For those of us working in health institutions, how do we change this?
And when I say ‘us’ I don’t mean queer people, I mean all of us. The answer is actually quite straight-forward:
- Inclusive study design
- Inclusion of queer communities through patient and public involvement (PPI) activities
- ‘Loud and proud’ reporting
Inclusive study design
Consideration of your study population in the early stages of your research should be careful not only in the sense of getting the results you need but also in how to get a representative group. During the life cycle of the trial, your population and stakeholders should be considered at every new stage. Every design decision has the potential to include or exclude a group of people.
Inclusion of queer communities in PPI
The phrase ‘nothing about us without us is for us’ rings true in many settings, including in PPI work. Diversity in PPI is important from a democratic perspective and to reduce inequalities in health research by offering perspectives from a range of lived experiences. This may also go some way to repairing the relationships between health institutions and queer communities.
Dr Alison May Berner states “improving cervical screening for trans men and non-binary people cannot employ a one-size-fits-all approach. It requires improved trans status monitoring in healthcare as well as services that are co-designed and coproduced to better meets the needs of this patient group.”
For want of a better word, researchers can have pride in their inclusive research. Their results will be more applicable to more people and reporting on institutional progress towards inclusivity will put researchers at the forefront of this fast-evolving area of work.
A case study for change
YouScreen is a cervical screening study that offers at-home self-sampling kits via post or GPs with the aim of increasing cervical screening in five London boroughs with the lowest screening rates. Information about YouScreen can be found on the Small c website. The team worked with Live Through This to amend previously trans-exclusionary gendered terminology. The study now addresses trans and non-binary people directly with tailored guidance:
“If you are not registered as female with your GP and you have a cervix, your GP may invite you directly. Trans men and non-binary people with a cervix who are overdue cervical screening can take part.”

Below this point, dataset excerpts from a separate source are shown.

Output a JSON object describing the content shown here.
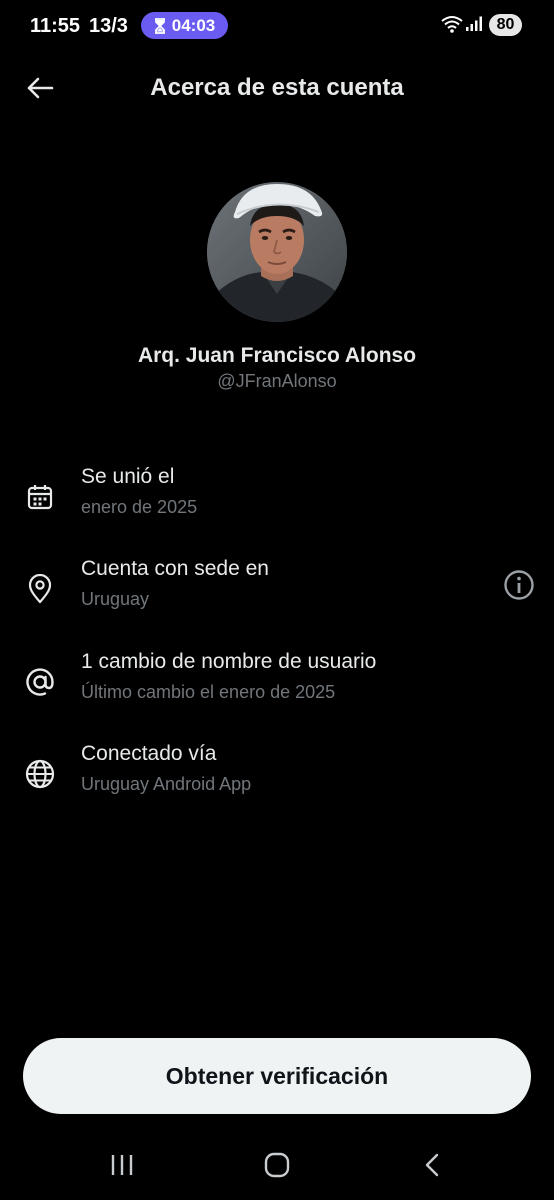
{
  "status_bar": {
    "time": "11:55",
    "date": "13/3",
    "timer": "04:03",
    "battery": "80",
    "timer_color": "#6a5cf0"
  },
  "header": {
    "title": "Acerca de esta cuenta",
    "back_icon": "arrow-left-icon"
  },
  "profile": {
    "name": "Arq. Juan Francisco Alonso",
    "handle": "@JFranAlonso"
  },
  "info": [
    {
      "icon": "calendar-icon",
      "title": "Se unió el",
      "subtitle": "enero de 2025"
    },
    {
      "icon": "location-pin-icon",
      "title": "Cuenta con sede en",
      "subtitle": "Uruguay",
      "action_icon": "info-icon"
    },
    {
      "icon": "at-sign-icon",
      "title": "1 cambio de nombre de usuario",
      "subtitle": "Último cambio el enero de 2025"
    },
    {
      "icon": "globe-icon",
      "title": "Conectado vía",
      "subtitle": "Uruguay Android App"
    }
  ],
  "cta": {
    "label": "Obtener verificación"
  },
  "nav": {
    "recents_icon": "recent-apps-icon",
    "home_icon": "home-icon",
    "back_icon": "back-chevron-icon"
  },
  "colors": {
    "background": "#000000",
    "primary_text": "#e7e9ea",
    "secondary_text": "#71767b",
    "button_bg": "#eff3f4",
    "button_text": "#0f1419"
  }
}
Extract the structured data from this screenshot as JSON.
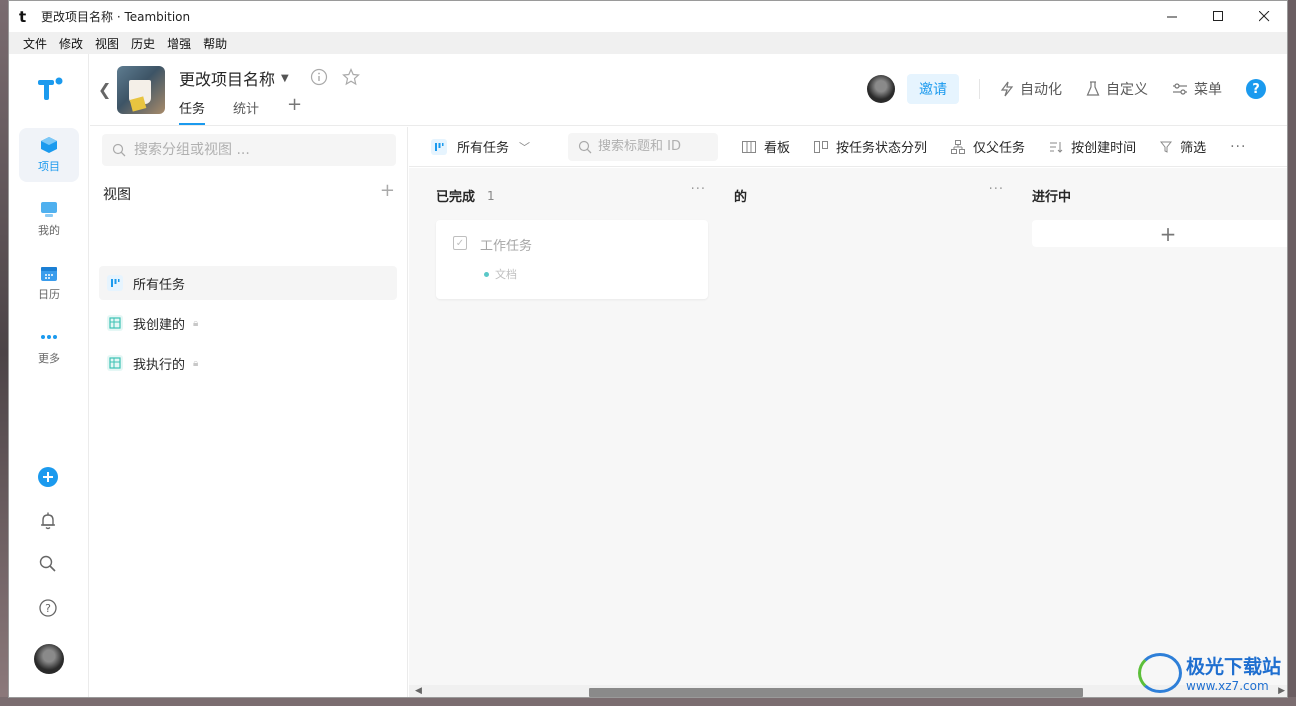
{
  "window": {
    "app_letter": "t",
    "title": "更改项目名称 · Teambition",
    "controls": [
      "minimize-icon",
      "maximize-icon",
      "close-icon"
    ]
  },
  "menubar": [
    "文件",
    "修改",
    "视图",
    "历史",
    "增强",
    "帮助"
  ],
  "rail": {
    "items": [
      {
        "label": "项目",
        "icon": "project-icon",
        "active": true
      },
      {
        "label": "我的",
        "icon": "mine-icon",
        "active": false
      },
      {
        "label": "日历",
        "icon": "calendar-icon",
        "active": false
      },
      {
        "label": "更多",
        "icon": "more-dots-icon",
        "active": false
      }
    ],
    "bottom": [
      "add-icon",
      "bell-icon",
      "search-icon",
      "help-circle-icon",
      "avatar"
    ]
  },
  "project": {
    "name": "更改项目名称",
    "tabs": [
      {
        "label": "任务",
        "active": true
      },
      {
        "label": "统计",
        "active": false
      }
    ],
    "invite_label": "邀请",
    "automation_label": "自动化",
    "customize_label": "自定义",
    "menu_label": "菜单",
    "help_label": "?"
  },
  "views": {
    "search_placeholder": "搜索分组或视图 ...",
    "title": "视图",
    "items": [
      {
        "label": "所有任务",
        "active": true,
        "locked": false
      },
      {
        "label": "我创建的",
        "active": false,
        "locked": true
      },
      {
        "label": "我执行的",
        "active": false,
        "locked": true
      }
    ]
  },
  "toolbar": {
    "current_view": "所有任务",
    "search_placeholder": "搜索标题和 ID",
    "board_label": "看板",
    "split_label": "按任务状态分列",
    "parent_only_label": "仅父任务",
    "sort_label": "按创建时间",
    "filter_label": "筛选"
  },
  "board": {
    "columns": [
      {
        "title": "已完成",
        "count": "1",
        "cards": [
          {
            "title": "工作任务",
            "tag": "文档"
          }
        ]
      },
      {
        "title": "的",
        "count": "",
        "cards": []
      },
      {
        "title": "进行中",
        "count": "",
        "cards": []
      }
    ]
  },
  "watermark": {
    "title": "极光下载站",
    "url": "www.xz7.com"
  },
  "colors": {
    "accent": "#1b9aee",
    "invite_bg": "#e6f4fe",
    "board_bg": "#f7f7f7",
    "tag_dot": "#5ac8c8"
  }
}
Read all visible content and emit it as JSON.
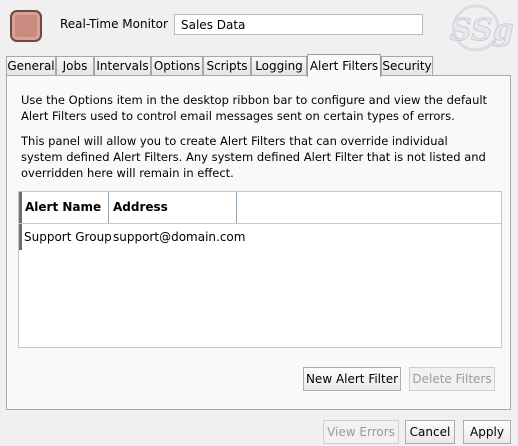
{
  "header": {
    "app_label": "Real-Time Monitor",
    "name_value": "Sales Data",
    "icon": "app-icon",
    "logo_text": "SSg"
  },
  "tabs": [
    {
      "label": "General"
    },
    {
      "label": "Jobs"
    },
    {
      "label": "Intervals"
    },
    {
      "label": "Options"
    },
    {
      "label": "Scripts"
    },
    {
      "label": "Logging"
    },
    {
      "label": "Alert Filters",
      "active": true
    },
    {
      "label": "Security"
    }
  ],
  "panel": {
    "paragraph1": "Use the Options item in the desktop ribbon bar to configure and view the default Alert Filters used to control email messages sent on certain types of errors.",
    "paragraph2": "This panel will allow you to create Alert Filters that can override individual system defined Alert Filters. Any system defined Alert Filter that is not listed and overridden here will remain in effect.",
    "columns": {
      "name": "Alert Name",
      "address": "Address"
    },
    "rows": [
      {
        "name": "Support Group",
        "address": "support@domain.com"
      }
    ],
    "new_filter_label": "New Alert Filter",
    "delete_filters_label": "Delete Filters"
  },
  "footer": {
    "view_errors_label": "View Errors",
    "cancel_label": "Cancel",
    "apply_label": "Apply"
  }
}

The rewording formed part of a larger amendment and received no pushback from reviewing bodies – a delight to hear as a researcher, former REC expert member and a queer person championing changes like these.
The work of the YouScreen study team shows that it doesn’t require an inordinate amount of effort to be inclusive and that research itself is heading in this direction. The change was welcomed by Jo’s Cervical Cancer Trust (Jo’s) who have launched information for medical professionals and for the public on cervical screening for trans and non-binary people. Jo’s provides in-depth, evidence-based advice and resources to directly address the problems identified by these groups with the aim of improving cervical screening uptake and patient experience. While this work is stand-out and sector-leading right now, we can hope that this will not be the case as more and more research and health institutions follow their lead.
What do we want? Inclusive research practices that value diversity, recognise the need for equity and a long-term commitment to upholding these principles. When do we want it? Now.
The views expressed are those of the author. Posting of the blog does not signify that the Cancer Prevention Group endorse those views or opinions.